The occasion of International School Meals Day leads to thoughts about who eats school meals, what they eat, and where they are.
As one of the lucky people who have had a chance to study and visit school meal programs all over the world, I can’t help but think of examples I’ve seen over the years, across five continents.
The vast network of farmers, transporters, cooks, servers, parents, children, and myriads of others who are involved — in some way — with students’ receiving food to eat at their schools also come to mind.
At the Global Child Nutrition Foundation (GCNF) we are engaged in expanding and connecting this network of stakeholders and supporting sharing of their knowledge and experiences so that more children around the world can benefit from nutritious meals at school. We are conducting a Global Survey of School Meal Programs (https://gcnf.org/survey/) involving 150 countries right now that will allow participating governments to consider their investments in school nutrition and share successes and challenges within and beyond their own countries’ borders.
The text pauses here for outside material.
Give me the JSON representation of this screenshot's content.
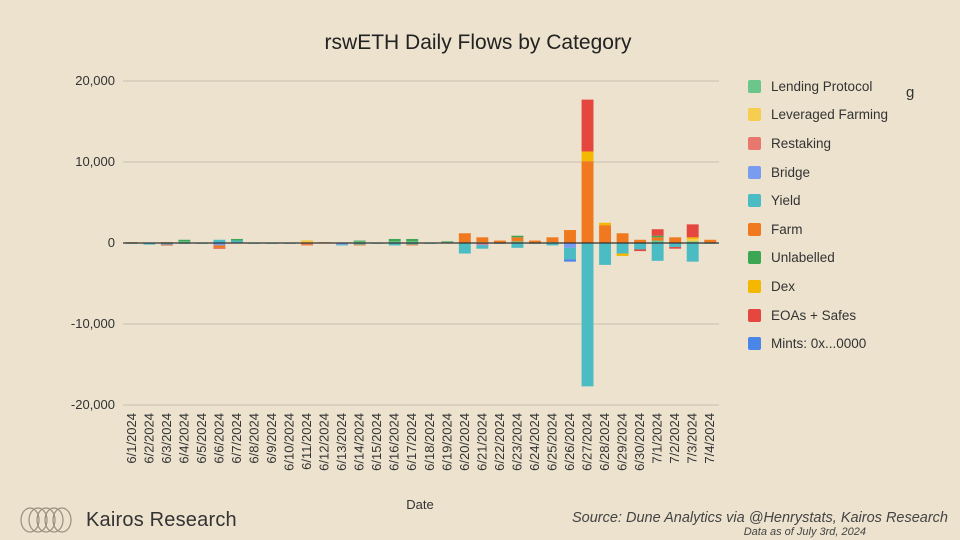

We are motivated to conduct the survey and continue to build the knowledge base because of what we’ve learned through examples such as the following.
INDIA: More than 100 million children have a meal at school each day in India alone. After varied prior experience with school meal programs, in November 2001, India’s supreme court decreed that the government should provide cooked midday meals for “every child in every Government and Government assisted Primary School…[consisting of] a minimum content of 300 calories and 8-12 grams of protein each day of school for a minimum of 200 days [per year].” [i]
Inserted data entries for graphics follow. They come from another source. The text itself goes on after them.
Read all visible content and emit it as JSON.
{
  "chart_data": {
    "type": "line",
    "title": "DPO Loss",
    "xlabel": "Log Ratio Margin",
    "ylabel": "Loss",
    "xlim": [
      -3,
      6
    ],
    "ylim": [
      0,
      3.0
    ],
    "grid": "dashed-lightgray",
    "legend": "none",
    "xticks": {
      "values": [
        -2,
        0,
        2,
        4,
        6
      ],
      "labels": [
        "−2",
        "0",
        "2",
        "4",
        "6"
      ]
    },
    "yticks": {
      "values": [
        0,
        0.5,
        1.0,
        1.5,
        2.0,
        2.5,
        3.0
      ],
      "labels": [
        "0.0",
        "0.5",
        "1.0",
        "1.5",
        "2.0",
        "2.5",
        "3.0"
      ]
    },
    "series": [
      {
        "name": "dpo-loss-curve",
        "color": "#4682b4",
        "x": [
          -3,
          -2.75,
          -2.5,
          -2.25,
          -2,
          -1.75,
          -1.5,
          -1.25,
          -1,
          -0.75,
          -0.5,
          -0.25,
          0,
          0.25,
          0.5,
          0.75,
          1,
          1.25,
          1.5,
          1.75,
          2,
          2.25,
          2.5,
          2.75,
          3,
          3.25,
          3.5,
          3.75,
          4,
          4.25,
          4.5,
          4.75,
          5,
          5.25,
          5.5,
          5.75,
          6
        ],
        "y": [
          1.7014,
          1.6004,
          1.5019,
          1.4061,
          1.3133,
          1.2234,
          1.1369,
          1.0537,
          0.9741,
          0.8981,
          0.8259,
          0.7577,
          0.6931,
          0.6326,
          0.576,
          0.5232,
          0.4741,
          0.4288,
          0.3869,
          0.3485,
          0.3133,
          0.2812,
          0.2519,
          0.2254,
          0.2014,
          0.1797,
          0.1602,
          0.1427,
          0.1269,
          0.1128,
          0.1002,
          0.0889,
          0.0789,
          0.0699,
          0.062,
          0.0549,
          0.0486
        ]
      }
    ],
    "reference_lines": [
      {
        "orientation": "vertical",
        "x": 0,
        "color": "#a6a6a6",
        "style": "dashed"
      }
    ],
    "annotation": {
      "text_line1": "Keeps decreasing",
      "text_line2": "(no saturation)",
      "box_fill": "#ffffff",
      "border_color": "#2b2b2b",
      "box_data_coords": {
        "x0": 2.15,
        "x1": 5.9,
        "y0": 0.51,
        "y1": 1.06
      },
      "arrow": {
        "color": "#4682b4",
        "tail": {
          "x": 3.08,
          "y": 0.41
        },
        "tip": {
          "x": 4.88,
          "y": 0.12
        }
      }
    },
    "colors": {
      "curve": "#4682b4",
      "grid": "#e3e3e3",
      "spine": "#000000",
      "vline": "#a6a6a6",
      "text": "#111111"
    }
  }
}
Think of that: 100 million children times an average of 10 grams of protein: 1 billion grams per day, for 200 days, or about 200,000 Metric Tons per year–of protein alone! (The program has evolved since 2001, so this is a conservative estimate. Primary students are now to receive 12 grams, and upper primary students 20 grams, of protein per day.) Imagine how many children have gotten much-needed protein via this program! And think of how many farmers, transporters, processors, and cooks are involved–especially when the grains and other products used in the Midday Meal Scheme are included.
BRAZIL: Under Brazil’s “Zero Hunger” campaign, purchasing 30 percent of the food for the country’s school meal program from small-scale family farms was seen as a way to spur agricultural development and help rural families as well as feed children at school. The program reaches between 40 and 50 million children each school day, has resulted in significantly more fruits, nuts, and vegetables in the school menus, and has been a factor in reducing child hunger, malnutrition, and poverty in the country since the campaign was introduced in 2003. [ii]
JAPAN: When I visited schools in Japan several years ago, I was impressed to see school children helping to serve and clean up from their school meals, simple but powerful nutrition messages accompanying the meals, and exceptionally hygienic kitchens. The meals were nutritious and tasty, too! Japan had a long history of school meals, but after World War II, they received needed international support for the program. When that support began to decline, parents advocated for government support to ensure that their children received meals at school, and in 1954, a national School Lunch Law was enacted. The program is consistently rated as one of the best in the world.[iii]
FINLAND: The Finnish National Board of Education says that school meals are an investment in learning. “A good lunch is something that gives pleasure, satisﬁes the need for nutrition, provides a balanced diet, maintains the ability to work, relaxes, refreshes and is safe. A good school meal is an investment in the future.” The Finnish government asserts that theirs was the first free school meal program in the world, noting that 1948 marked when free school catering took off at scale in Finland, although it had been offered on a smaller scale since about 1900.
Unfortunately, the coverage of school meal programs is weakest in the very places where the need is the greatest. According to “The State of School Feeding Worldwide” in 2013, in low-income countries, only about 18 percent of school children are provided school meals; 49 percent of school children receive food at school in upper-middle-income countries.[iv]
We wish you a very wonderful International School Meals Day and hope you will join us in telling the story of what an important and good investment school meal programs are!